Her ne kadar taşınmaz satış sözleşmelerinin tapu müdür ve görevlilerinin yanı sıra noterlerce de yapılması uygulamada birtakım avantajlar sağlayacak olsa da, artacak iş yükü karşısında yeterli sayıda noterin bulunmaması pratik olarak sonuç alınmasına engel olacaktır. Yine bununla birlikte, her ne kadar noterlerin hukuk eğitimi almış olmaları yönünden sözleşmenin yapılması esnasındaki kanunsuzlukları tespit etmeye daha ehil oldukları düşünülebilecekse de, noterlerin kendi düzenledikleri vekaletname veya sair evrakla taşınmaz satış sözleşmesini yapmaları halinde işlem güvenliği bakımından yeni bir tehlike de doğabilecektir. Ancak hem 1512 sayılı Noterlik Kanunu m.72/3[8] ve hem de 7413 sayılı Kanun m.13 ile değişiklik yapılan m.162’ye göre vekaletname veya taşınmaz satış sözleşmesinin düzenlenmesinden dolayı oluşacak zararlar için Noterlerin sorumluluğuna gidilebileceğinden söz konusu tehlikenin sorumluluk ve tazminat hükümleriyle bertaraf edilebileceği söylenebilir. 7413 sayılı Kanun m.13 ile 1512 sayılı Kanun m.162’ye eklenen fıkraya göre, “Taşınmaz satış sözleşmesinin düzenlenmesinden dolayı oluşan zarardan noterler de sorumludur. Bu zararın Devlet tarafından ödenmesi hâlinde Devlet, sözleşmeyi düzenleyen notere rücu eder.

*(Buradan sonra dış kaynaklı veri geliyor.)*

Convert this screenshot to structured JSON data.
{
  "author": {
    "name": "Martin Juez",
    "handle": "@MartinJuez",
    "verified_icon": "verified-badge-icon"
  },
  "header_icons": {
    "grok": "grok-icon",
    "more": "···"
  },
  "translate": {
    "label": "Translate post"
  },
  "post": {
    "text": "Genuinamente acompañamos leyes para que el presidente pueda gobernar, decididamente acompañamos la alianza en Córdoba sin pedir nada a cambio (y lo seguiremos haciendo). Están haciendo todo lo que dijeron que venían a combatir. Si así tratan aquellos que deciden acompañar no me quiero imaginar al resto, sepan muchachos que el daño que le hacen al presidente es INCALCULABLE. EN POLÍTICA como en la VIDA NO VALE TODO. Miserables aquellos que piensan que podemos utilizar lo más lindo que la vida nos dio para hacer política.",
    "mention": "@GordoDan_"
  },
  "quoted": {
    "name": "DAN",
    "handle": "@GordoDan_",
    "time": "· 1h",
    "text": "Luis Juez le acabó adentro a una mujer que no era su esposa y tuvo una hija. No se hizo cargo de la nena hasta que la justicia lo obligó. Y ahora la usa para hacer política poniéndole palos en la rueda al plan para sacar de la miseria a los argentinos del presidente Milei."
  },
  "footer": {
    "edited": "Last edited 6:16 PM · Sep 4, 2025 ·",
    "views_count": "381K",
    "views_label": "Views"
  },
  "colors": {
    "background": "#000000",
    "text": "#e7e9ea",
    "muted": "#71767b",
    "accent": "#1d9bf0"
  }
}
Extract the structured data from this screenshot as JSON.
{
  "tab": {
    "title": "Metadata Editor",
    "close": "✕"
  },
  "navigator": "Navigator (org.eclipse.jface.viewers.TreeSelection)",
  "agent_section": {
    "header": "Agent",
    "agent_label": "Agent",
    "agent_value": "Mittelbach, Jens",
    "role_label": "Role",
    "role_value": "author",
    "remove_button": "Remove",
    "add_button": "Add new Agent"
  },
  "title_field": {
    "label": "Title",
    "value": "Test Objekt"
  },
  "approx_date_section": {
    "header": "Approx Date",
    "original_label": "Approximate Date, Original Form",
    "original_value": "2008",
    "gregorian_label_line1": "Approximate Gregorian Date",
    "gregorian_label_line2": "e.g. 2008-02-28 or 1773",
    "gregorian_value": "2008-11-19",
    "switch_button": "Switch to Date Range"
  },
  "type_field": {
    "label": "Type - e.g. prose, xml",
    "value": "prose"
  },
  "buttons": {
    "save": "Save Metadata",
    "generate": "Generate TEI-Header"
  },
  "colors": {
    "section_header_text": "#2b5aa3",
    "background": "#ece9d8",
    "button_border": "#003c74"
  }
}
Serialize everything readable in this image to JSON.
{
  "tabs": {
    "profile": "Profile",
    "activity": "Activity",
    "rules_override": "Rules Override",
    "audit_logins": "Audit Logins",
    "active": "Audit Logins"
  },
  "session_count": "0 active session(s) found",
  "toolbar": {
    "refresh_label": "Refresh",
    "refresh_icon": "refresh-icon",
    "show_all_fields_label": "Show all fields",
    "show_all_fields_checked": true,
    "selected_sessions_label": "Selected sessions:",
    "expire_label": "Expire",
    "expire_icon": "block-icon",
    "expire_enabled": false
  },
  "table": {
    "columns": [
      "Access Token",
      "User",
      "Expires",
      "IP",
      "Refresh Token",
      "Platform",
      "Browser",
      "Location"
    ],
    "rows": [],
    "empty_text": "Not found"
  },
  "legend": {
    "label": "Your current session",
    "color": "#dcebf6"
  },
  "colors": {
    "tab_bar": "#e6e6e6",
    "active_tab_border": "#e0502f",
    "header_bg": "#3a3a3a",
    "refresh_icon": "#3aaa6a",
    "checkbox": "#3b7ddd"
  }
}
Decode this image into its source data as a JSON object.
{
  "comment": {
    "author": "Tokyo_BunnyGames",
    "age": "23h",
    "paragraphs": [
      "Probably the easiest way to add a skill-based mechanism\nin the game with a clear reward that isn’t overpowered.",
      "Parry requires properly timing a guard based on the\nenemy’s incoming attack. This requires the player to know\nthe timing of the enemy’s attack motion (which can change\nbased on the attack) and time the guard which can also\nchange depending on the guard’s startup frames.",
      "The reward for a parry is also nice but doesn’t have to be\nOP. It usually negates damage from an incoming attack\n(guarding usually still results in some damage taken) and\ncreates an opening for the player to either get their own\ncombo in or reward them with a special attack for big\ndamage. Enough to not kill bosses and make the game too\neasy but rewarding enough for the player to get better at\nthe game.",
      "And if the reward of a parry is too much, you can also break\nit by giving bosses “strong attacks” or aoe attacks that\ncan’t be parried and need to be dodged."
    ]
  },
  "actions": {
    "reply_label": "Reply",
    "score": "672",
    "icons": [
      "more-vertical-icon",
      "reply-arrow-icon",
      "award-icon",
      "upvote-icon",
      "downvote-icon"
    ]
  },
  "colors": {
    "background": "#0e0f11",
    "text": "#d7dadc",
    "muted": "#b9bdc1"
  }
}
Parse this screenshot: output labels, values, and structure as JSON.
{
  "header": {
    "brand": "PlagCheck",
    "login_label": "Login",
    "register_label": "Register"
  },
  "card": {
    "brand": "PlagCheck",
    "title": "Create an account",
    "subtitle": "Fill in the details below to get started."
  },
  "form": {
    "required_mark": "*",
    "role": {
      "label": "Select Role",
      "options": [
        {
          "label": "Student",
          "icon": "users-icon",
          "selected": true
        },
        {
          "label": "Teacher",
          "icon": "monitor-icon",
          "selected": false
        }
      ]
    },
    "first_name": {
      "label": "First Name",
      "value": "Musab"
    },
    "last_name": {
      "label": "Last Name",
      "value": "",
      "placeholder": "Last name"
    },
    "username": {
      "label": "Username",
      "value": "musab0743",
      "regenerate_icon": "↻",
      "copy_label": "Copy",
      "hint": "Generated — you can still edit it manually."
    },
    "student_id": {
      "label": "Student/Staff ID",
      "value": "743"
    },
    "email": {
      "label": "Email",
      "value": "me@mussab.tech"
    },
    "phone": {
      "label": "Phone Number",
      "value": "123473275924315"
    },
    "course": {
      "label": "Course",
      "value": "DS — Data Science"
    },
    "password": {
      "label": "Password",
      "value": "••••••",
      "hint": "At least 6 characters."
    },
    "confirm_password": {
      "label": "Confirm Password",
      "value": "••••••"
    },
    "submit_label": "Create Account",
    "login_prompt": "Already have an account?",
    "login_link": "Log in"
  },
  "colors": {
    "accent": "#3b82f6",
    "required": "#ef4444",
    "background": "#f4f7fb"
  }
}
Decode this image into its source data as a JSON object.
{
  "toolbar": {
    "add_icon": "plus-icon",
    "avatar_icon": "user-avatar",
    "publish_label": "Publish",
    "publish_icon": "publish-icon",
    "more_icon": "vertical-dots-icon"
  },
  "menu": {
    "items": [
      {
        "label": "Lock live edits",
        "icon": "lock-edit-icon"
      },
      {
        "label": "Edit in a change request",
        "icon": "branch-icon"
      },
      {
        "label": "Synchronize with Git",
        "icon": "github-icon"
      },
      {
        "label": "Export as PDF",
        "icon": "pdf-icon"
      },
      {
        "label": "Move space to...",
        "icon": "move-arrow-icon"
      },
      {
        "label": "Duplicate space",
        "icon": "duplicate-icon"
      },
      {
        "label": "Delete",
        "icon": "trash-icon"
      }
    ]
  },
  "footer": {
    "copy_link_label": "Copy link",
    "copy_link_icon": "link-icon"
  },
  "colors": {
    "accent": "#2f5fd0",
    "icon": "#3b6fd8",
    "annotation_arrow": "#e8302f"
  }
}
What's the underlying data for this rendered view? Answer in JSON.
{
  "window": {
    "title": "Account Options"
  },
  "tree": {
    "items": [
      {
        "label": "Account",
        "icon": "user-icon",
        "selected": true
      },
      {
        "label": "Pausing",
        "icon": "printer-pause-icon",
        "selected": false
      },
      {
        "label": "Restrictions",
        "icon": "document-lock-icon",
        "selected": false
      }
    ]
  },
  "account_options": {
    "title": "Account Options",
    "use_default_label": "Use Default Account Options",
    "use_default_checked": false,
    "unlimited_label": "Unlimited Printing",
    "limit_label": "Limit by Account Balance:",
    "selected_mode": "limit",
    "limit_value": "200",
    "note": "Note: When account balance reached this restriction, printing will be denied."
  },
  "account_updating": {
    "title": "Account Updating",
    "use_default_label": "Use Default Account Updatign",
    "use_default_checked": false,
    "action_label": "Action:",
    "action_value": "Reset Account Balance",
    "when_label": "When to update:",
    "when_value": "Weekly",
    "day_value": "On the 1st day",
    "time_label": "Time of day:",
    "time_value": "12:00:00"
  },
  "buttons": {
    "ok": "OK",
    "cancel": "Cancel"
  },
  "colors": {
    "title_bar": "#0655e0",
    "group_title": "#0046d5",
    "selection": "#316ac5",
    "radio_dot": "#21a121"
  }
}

Notere karşı açılacak davalar, tapu sicilinin bulunduğu yer mahkemesinde görülür”.
[1] 4721 sayılı Türk Medeni Kanunu m.706/1’e göre: “Taşınmaz mülkiyetinin devrini amaçlayan sözleşmelerin geçerli olması, resmi şekilde düzenlenmiş bulunmalarına bağlıdır”.
[2] UZUN Metin, KÜÇÜKGÜNGÖR Erkan, ERDOĞAN Mehmet Şirin, YILDIZ Mete,Taşınmaz Devrinin Noterliklerde Yapılmasının Önemi ve Faydaları
[3] 2644 sayılı Tapu Kanunu m.26’ya göre: “Mülkiyete, mülkiyetin gayrı ayni haklara ve müşterek bir arzın hissedarları veya birbirine muttasıl gayrimenkullerin sahipleri arasında bunlardan birinin veya bir kaçının o gayrimenkul üzerinde mevcut veya inşa edilecek binanın, muayyen bir katından veya dairesinden yahut müstakillen istimale elverişli bir bölümünden munhasıran istifadesini temin gayesiyle Medeni Kanunun 753 üncü maddesi hükümlerine göre irtifak hakkı tesisine veya tesisi vadine mütedair resmi senetler tapu sicil müdürü veya tapu sicil görevlileri tarafından tanzim edilir”.
[4] Tapu Müdürlüklerince Düzenlenen Resmî Senetlere İlişkin Usul ve Esaslar Hakkında Yönetmelik m.11/1’e göre; “Resmî senette, akdin konusuna göre onun varlığı için mutlaka bulunması gereken noktalar ile taraflardan her birinin veya tümünün gerekli saydığı ve anlaşmaya varmadıkça akdin oluşmayacağını kararlaştırdıkları noktalar yer alır”. hükmü yer almaktayken uygulamada tapu memurlarınca matbu taşınmaz satış sözleşmeleri üzerinden tarafların iradeleri dikkate alınmaksızın işlem yapıldığı görülmektedir.
[5] YAVUZ Cevdet, Borçlar Hukuku Dersleri (Özel Hükümler), Beta Yayıncılık, Yenilenmiş 12. Baskı, İstanbul 2013 s.115
[6] SEROZAN Rona, Borçlar Hukuku Özel Bölüm, On İki Levha Yayıncılık, 3. Bası, İstanbul 2018, s.246
[7] OĞUZMAN M. Kemal, SELİÇİ Özer, OKTAY Saibe Özdemir, Eşya Hukuku, Filiz Kitabevi, 23. Bası, İstanbul 2021, s.155
[8] 1512 sayılı Noterlik Kanunu m. 72/3: “Noter, iş yaptıracak kimselerin kimlik, adres ve yeteneğini ve gerçek isteklerini tamamen öğrenmekle yükümlüdür”.